C++ is a good choice because it gives us control over graph representation, memory layout, and performance-critical implementation details. Since graph coloring performance is likely to be influenced by cache behavior, contention, and adjacency traversal overhead, using a low-level language makes it easier to optimize and analyze these effects. Overall, a multicore CPU implementation is the right balance of ambition and feasibility for this project: the problem is irregular enough to be interesting, but still tractable with the tools and systems we have used in class.

Final Report

Our final report documents the full project, including the CPU OpenMP implementation, CUDA GPU comparison, benchmark methodology, results analysis, and final conclusions.

Download the Final Project Report (PDF)

Final Poster

Our poster summarizes the project motivation, approach, benchmark results, and final takeaways in a compact visual format for the poster session.

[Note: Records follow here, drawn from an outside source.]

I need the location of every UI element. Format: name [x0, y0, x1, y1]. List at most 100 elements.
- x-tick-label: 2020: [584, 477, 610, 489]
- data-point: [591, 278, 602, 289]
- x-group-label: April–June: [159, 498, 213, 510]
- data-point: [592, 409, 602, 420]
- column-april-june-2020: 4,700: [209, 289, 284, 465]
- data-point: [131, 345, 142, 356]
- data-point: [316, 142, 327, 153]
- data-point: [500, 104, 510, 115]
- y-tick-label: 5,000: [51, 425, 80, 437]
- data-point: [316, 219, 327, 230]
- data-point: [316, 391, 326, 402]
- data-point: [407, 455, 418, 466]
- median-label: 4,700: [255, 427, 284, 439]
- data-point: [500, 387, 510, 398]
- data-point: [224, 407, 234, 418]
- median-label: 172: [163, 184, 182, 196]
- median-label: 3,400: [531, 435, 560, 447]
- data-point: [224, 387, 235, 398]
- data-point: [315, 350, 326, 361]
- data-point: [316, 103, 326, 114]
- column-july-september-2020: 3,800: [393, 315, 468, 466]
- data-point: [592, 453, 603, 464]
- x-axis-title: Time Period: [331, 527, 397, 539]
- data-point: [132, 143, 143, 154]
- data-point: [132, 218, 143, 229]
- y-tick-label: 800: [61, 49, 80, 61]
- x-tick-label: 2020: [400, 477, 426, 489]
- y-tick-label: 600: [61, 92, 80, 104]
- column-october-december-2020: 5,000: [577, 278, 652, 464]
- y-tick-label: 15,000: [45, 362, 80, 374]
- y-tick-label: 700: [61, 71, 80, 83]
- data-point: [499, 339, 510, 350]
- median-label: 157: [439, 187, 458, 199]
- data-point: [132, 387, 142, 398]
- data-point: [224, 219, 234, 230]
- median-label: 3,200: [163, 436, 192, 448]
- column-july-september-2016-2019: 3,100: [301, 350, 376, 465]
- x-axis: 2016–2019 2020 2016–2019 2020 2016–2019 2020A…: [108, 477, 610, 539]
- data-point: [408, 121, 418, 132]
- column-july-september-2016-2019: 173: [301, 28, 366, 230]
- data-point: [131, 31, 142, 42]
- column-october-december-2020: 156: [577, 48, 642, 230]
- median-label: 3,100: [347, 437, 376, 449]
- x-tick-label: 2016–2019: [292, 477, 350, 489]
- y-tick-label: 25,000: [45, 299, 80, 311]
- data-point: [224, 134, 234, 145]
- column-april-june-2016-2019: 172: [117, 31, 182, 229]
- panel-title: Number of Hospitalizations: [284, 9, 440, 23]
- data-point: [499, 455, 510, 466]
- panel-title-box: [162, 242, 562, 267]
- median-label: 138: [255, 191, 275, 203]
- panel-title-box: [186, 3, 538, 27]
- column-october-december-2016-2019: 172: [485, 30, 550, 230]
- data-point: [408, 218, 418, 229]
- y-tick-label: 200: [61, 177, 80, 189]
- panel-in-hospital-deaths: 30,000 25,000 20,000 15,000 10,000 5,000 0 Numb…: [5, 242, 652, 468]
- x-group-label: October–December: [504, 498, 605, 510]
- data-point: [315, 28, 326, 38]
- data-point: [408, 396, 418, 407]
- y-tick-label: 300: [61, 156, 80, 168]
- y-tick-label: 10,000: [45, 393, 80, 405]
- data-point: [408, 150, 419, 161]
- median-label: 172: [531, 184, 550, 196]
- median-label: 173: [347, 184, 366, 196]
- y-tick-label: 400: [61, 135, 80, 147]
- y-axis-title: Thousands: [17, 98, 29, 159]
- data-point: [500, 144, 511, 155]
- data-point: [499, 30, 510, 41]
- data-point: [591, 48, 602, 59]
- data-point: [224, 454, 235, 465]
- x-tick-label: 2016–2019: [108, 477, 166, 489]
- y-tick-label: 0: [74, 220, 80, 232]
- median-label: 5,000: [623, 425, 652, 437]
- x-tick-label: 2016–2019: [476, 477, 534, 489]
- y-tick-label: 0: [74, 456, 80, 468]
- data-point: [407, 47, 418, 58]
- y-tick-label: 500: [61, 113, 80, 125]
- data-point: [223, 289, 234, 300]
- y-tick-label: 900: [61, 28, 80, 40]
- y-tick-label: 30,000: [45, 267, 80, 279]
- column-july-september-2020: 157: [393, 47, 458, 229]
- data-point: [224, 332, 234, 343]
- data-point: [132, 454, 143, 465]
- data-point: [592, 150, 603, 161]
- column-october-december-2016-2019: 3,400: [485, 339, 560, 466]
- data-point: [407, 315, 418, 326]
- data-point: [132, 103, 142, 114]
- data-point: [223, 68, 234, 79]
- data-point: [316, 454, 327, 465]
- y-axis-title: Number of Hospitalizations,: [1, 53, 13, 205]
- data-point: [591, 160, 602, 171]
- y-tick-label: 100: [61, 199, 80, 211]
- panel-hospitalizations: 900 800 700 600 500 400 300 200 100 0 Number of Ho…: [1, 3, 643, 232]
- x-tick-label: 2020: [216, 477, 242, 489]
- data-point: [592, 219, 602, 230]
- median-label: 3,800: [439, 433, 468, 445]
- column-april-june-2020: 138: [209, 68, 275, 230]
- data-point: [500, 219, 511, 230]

View the Final Poster (PDF)

Schedule

We will complete all implementation, experiments, analysis, report writing, and presentation materials before the April 24 presentation.

Note: schedule for April 14 onward was updated following the milestone report to reflect revised plans and owner assignments.

Week	Planned Tasks
Week 1: March 24 – March 30	Finalize project scope and choose the specific parallel graph coloring approach to implement; set up repository, build system, and testing framework; implement and validate a sequential greedy graph coloring baseline; gather initial graph datasets and build input parsing utilities.
Week 2: March 31 – April 6	Implement the first OpenMP-based parallel graph coloring version; add correctness checks for valid coloring and color count; run initial benchmarks on small and medium graphs; identify early bottlenecks in synchronization, conflict handling, and load balance.
Week 3: April 7 – April 13	Improve conflict detection and conflict resolution logic; add instrumentation for conflict counts, recoloring rounds, runtime breakdowns, and color count; benchmark across different graph families and thread counts; start analyzing how graph structure affects performance.
April 15 – April 16	Implement hybrid speculative + Jones-Plassmann algorithm (Jerry). Optimize existing speculative implementation based on bottleneck analysis (Harry).
April 17 – 18	Run large-scale experiments across all graphs and thread counts, finalize plots (Harry). Begin drafting the final report (Jerry).
April 19 – April 21	Keep working on report (Both). Implement GPU version if time allows (Harry). Optimize GPU version if time allows (Jerry).
April 22	Finalize report (Both). Begin working on poster (Both).
April 23	Finish poster (Both). Finalize website (Harry). Submit report (Jerry).